Does your DSLR need cooling?

Vendors try hard to convince us that DSLRs need cooling for astrophotography. Is this really true? It depends on the temperature and sky brightness of your imaging environment, and the imaging setup. Here is a simple experiment that can answer this question for you.

Basic concept and method

To test this, we need to take two dark frames and two on-sky exposures (called "light frames" by some) under similar conditions. We subtract the two dark frames by each other, and subtract the two on-sky exposures by each other. The subtraction removes all fixed patterns in the images, such as those produced by the readout structure of the camera, the hot and cold pixels, sky background, and celestial objects. What's left would be anything that randomly changes between the pairs of exposures, ie, noise. Because it changes between exposures and does not have a fixed pattern, it cannot be removed by any dark subtraction or bias subtraction. Therefore it is the true noise in the image.

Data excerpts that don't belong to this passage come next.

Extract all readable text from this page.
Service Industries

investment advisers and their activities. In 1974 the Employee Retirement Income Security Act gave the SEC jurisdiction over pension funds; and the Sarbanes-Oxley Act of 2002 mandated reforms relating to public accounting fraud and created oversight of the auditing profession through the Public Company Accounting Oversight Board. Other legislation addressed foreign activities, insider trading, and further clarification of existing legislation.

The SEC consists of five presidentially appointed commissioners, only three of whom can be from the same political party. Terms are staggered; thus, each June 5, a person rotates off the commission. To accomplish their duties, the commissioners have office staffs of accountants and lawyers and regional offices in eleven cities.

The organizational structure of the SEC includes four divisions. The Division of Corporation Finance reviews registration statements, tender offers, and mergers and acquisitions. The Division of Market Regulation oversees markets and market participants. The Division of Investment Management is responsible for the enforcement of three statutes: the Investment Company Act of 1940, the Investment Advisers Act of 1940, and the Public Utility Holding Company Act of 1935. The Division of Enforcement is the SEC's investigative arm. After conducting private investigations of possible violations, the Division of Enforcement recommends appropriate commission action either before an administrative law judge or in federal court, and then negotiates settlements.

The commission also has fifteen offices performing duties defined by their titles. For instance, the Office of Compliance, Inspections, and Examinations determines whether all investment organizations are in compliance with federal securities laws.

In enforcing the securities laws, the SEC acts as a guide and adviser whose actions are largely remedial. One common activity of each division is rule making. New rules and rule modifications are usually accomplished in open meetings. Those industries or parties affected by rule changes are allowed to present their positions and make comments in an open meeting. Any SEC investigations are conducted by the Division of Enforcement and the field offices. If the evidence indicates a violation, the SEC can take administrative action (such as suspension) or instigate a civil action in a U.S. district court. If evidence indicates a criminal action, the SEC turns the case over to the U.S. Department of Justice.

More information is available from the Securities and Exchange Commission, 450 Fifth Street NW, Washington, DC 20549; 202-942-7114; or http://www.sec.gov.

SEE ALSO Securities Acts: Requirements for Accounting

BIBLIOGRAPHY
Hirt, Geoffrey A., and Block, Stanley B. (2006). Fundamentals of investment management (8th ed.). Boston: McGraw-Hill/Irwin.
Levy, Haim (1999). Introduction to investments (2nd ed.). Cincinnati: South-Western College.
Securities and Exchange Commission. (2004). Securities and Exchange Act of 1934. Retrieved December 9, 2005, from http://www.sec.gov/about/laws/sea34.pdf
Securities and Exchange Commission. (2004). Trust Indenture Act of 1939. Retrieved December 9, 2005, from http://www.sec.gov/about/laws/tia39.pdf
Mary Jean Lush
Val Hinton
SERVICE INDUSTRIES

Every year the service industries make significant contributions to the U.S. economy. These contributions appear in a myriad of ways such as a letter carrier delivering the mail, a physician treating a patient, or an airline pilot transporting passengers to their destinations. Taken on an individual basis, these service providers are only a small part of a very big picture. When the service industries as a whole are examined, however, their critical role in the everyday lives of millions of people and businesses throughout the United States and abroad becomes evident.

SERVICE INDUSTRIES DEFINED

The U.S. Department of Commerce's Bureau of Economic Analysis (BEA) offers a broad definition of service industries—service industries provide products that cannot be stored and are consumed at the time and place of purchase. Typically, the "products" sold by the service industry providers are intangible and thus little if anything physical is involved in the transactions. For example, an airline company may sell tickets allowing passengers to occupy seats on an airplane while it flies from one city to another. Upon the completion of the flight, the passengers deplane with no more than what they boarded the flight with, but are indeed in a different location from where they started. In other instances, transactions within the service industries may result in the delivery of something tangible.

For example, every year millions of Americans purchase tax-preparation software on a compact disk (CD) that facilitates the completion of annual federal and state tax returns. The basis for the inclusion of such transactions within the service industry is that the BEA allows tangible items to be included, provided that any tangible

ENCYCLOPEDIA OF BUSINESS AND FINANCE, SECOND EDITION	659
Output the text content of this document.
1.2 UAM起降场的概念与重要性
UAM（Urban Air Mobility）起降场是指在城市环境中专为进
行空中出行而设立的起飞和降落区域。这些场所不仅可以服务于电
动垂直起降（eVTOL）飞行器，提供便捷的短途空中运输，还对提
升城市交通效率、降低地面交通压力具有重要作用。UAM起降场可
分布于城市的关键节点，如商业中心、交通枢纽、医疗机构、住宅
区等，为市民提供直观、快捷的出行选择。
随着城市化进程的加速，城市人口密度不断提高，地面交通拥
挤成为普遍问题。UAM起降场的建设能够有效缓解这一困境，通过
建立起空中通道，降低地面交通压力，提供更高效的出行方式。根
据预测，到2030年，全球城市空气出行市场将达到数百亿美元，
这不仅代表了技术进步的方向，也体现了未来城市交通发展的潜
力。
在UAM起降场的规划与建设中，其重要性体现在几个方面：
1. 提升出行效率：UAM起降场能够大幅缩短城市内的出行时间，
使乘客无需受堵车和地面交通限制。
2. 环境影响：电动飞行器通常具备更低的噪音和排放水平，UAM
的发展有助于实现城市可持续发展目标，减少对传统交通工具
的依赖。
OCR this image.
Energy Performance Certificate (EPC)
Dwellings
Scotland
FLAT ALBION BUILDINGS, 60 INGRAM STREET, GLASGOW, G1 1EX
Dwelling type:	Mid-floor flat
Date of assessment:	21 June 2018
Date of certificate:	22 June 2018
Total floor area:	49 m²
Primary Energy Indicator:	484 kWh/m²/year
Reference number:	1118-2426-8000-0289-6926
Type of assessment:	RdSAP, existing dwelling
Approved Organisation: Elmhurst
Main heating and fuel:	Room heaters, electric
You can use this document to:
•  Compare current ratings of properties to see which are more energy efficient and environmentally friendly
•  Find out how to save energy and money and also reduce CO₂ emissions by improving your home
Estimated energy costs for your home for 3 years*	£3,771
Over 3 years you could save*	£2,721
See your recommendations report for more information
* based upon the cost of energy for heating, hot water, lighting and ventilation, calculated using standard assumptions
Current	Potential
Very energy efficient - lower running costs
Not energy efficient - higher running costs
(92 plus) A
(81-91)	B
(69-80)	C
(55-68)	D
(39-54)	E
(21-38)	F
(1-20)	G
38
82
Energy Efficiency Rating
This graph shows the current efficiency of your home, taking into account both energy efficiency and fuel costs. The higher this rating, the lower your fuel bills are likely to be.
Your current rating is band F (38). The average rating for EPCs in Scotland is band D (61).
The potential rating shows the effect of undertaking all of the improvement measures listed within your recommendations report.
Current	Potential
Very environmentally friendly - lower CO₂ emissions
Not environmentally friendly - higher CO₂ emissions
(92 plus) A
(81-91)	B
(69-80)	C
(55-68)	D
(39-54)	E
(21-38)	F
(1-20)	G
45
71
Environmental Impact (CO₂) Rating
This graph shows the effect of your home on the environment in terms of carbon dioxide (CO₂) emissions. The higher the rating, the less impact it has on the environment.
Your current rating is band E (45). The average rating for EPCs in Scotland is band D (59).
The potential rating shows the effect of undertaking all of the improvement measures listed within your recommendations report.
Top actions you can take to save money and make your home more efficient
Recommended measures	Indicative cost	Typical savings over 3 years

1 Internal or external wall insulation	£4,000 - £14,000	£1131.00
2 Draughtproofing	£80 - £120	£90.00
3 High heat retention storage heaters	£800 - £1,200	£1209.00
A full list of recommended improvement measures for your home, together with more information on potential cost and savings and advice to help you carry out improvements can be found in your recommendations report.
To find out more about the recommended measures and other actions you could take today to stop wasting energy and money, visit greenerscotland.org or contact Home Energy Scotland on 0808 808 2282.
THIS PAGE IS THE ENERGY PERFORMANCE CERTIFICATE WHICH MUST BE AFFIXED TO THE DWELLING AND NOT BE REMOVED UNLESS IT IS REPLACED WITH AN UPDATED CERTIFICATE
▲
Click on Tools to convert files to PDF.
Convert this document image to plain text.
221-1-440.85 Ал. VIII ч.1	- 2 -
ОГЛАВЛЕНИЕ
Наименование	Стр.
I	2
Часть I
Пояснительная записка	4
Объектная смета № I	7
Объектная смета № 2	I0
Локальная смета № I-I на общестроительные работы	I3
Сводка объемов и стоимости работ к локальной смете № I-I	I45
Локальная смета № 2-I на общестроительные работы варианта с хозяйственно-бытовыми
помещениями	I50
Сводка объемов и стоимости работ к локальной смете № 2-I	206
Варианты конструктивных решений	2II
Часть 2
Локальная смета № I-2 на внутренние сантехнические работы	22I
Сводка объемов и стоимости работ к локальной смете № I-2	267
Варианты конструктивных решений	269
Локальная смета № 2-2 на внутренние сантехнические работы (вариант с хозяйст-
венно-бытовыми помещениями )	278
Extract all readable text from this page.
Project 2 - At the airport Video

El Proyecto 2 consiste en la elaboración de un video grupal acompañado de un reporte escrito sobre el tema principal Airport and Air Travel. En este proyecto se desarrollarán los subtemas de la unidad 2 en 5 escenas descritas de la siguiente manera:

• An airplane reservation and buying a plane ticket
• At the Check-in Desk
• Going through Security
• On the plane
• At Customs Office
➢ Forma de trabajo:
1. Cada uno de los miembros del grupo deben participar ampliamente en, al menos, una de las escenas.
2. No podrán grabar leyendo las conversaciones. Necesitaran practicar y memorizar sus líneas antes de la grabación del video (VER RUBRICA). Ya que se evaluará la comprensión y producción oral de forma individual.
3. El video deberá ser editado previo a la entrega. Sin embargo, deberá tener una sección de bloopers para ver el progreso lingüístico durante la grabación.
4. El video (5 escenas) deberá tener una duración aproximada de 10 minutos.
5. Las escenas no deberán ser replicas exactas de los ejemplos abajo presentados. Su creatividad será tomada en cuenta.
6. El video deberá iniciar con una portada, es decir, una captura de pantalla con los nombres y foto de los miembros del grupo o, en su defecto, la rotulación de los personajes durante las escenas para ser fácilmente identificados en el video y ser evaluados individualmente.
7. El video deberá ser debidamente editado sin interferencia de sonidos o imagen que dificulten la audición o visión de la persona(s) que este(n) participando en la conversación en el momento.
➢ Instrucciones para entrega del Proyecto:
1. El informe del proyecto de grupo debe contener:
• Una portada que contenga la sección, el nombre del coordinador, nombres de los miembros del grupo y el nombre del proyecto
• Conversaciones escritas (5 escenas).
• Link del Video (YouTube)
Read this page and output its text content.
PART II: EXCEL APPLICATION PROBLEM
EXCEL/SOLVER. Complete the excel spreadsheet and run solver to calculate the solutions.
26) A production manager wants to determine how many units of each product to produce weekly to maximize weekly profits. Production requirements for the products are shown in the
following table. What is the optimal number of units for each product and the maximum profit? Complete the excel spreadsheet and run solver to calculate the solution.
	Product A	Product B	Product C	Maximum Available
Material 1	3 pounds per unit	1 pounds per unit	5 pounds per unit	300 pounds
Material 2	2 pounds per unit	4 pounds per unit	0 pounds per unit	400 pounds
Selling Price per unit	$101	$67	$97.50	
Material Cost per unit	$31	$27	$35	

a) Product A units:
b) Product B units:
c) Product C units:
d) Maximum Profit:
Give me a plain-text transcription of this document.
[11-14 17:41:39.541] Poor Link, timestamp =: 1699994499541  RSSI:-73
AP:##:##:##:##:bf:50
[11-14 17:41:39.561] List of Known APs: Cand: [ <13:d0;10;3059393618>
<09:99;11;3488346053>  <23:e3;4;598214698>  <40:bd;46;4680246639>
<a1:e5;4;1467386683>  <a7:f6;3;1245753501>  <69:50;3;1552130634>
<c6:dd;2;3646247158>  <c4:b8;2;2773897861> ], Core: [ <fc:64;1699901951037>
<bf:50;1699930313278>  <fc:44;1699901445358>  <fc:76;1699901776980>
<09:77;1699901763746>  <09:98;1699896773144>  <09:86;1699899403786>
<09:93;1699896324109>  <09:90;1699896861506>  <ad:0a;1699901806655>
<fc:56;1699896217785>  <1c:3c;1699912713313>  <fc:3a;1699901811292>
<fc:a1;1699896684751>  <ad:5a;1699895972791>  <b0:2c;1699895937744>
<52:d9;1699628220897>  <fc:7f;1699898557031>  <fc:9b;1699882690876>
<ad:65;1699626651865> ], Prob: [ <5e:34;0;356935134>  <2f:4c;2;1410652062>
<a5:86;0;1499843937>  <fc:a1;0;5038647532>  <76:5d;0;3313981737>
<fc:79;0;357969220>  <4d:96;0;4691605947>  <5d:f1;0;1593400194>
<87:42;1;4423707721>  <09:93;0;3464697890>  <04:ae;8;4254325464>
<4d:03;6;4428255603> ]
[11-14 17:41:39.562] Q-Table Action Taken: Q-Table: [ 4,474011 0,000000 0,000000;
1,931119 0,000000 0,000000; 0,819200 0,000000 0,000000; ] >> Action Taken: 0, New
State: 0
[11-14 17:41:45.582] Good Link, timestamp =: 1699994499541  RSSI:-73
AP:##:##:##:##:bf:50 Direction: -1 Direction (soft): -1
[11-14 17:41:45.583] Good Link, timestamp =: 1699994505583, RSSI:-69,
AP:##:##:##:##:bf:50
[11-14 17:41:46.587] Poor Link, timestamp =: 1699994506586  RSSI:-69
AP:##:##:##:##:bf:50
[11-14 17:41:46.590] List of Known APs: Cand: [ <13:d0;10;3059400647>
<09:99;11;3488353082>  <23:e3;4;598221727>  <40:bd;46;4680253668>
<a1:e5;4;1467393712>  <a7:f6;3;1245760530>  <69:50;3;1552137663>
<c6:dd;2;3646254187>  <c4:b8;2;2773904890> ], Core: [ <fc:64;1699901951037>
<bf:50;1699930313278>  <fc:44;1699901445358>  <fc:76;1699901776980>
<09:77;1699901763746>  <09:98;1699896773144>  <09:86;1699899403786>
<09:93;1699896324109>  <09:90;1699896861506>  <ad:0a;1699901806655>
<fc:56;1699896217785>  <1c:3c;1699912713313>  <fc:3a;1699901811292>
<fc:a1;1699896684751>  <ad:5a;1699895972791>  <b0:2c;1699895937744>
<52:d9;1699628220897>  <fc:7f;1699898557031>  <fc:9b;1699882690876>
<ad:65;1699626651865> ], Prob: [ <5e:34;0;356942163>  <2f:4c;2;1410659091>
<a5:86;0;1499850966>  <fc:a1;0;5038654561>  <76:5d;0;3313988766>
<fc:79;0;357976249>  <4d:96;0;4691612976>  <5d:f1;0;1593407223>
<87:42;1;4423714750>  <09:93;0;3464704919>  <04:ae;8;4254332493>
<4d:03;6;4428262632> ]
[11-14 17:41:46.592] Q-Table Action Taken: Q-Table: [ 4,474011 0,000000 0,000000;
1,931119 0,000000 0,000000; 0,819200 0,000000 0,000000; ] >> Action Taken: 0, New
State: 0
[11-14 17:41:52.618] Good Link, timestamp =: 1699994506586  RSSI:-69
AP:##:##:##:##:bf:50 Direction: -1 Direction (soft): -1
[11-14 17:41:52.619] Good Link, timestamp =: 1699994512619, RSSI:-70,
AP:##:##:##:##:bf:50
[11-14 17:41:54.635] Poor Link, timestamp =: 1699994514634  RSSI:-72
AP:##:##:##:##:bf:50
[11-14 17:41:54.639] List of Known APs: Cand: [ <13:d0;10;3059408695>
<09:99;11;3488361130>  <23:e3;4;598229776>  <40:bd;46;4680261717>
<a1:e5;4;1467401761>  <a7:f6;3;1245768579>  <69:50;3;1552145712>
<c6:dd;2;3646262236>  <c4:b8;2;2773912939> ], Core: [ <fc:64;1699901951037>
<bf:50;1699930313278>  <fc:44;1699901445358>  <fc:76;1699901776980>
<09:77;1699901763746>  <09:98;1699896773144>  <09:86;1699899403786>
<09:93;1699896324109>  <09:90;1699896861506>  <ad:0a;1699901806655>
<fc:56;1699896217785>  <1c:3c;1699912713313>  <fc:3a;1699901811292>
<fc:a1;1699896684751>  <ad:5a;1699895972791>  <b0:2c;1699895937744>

The noise in the subtracted images can be readout noise, dark noise, and photon noise from the sky background. In a subtracted dark exposure pair, it contains both the readout noise and dark noise. In the subtracted on-sky exposure pair, it contains all the three noises. However, if our sky is not totally dark (this is impossible even in the outer space) and if the dark current from the camera is low enough, the sky photon noise can become stronger than the dark noise in some cases. The sky photon noise is the noise that we can never escape from. We stack many long exposures in order to beat down the photon noise to detect faint celestial objects. Since the photon noise is the noise we will always have, as long as it is substantially stronger than the dark noise, the effect of dark noise becomes negligible and cooling is not needed. This is just like if we are swimming in a pool and surrounded by large amount of water (photon noise), we don't care about a few rain drops (dark noise) on our head.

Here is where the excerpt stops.